Stomatal factor in the water use and dry matter production by sorghum

Abstract

Direct measurement of stomatal resistance using a porometer in a sorghum crop over a range of time scales is described, and its response to changes in solar radiation, S, and soil water potential, ΨS, is analysed. Working in conductances, radiation response is given by: (k - kc) = (km - kc)(1 - e −αS) where kc is the cuticular conductance, and k and kM are the epidermal conductances (stomatal + cuticular) in normal and in maximum irradiance.
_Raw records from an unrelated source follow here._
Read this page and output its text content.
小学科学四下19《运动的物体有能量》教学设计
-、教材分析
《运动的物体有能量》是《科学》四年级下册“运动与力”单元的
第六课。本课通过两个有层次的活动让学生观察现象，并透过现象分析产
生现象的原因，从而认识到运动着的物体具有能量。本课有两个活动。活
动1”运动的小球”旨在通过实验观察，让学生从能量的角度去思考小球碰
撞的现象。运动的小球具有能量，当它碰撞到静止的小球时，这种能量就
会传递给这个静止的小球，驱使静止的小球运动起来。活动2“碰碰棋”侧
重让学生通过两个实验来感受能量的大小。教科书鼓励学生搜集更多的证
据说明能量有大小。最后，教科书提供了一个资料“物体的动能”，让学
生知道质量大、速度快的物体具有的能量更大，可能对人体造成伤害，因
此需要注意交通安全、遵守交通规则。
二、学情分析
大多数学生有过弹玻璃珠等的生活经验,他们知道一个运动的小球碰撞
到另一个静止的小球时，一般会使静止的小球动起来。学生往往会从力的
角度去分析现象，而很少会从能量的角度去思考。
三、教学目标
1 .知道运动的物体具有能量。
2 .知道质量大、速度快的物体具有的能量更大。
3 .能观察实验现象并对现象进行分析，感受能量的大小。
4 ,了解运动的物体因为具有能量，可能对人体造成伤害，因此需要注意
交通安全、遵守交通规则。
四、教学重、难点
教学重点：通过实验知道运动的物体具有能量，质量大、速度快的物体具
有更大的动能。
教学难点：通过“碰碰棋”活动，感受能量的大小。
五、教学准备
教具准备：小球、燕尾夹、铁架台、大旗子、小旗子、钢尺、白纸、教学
With k in cm sec−1, and S in W M−2 (0.3–3.0 μm region), the best value of α for sorghum is 2 · 10−3. From a smaller set of observations, the response of the stomatal component, (kM - kc) to mean soil water potential measured on the field in the top 30 cm of the soil is: (kM - kc) = (kM∗ - kc)(1 − 0.75 exp ]-exp[0.25(-Ψs - 6.9)][) where kM∗ is the conductance at full turgor. When allowance is made for leaf area index, the porometer measurements of stomatal resistance agree very well, both on daily and hourly basis, with canopy resistances calculated from the simultaneous micrometeorological records, further demonstrating the validity of the canopy resistance concept. Sample calculations of water use in sorghum, incorporating realistic values for leaf area index and stomatal resistance in the modified Penman formula gave 315 mm of evaporation for the growing season of May, June and July; in good agreement with measured crop water use of 325 mm in Central Texas. Repeating the calculations suggests that doubling crop density of the present practice and irrigating to maintain stomatal resistances near minimum may increase yields by about 100%, whereas evaporation by only 33%, significantly improving the efficiency of water use.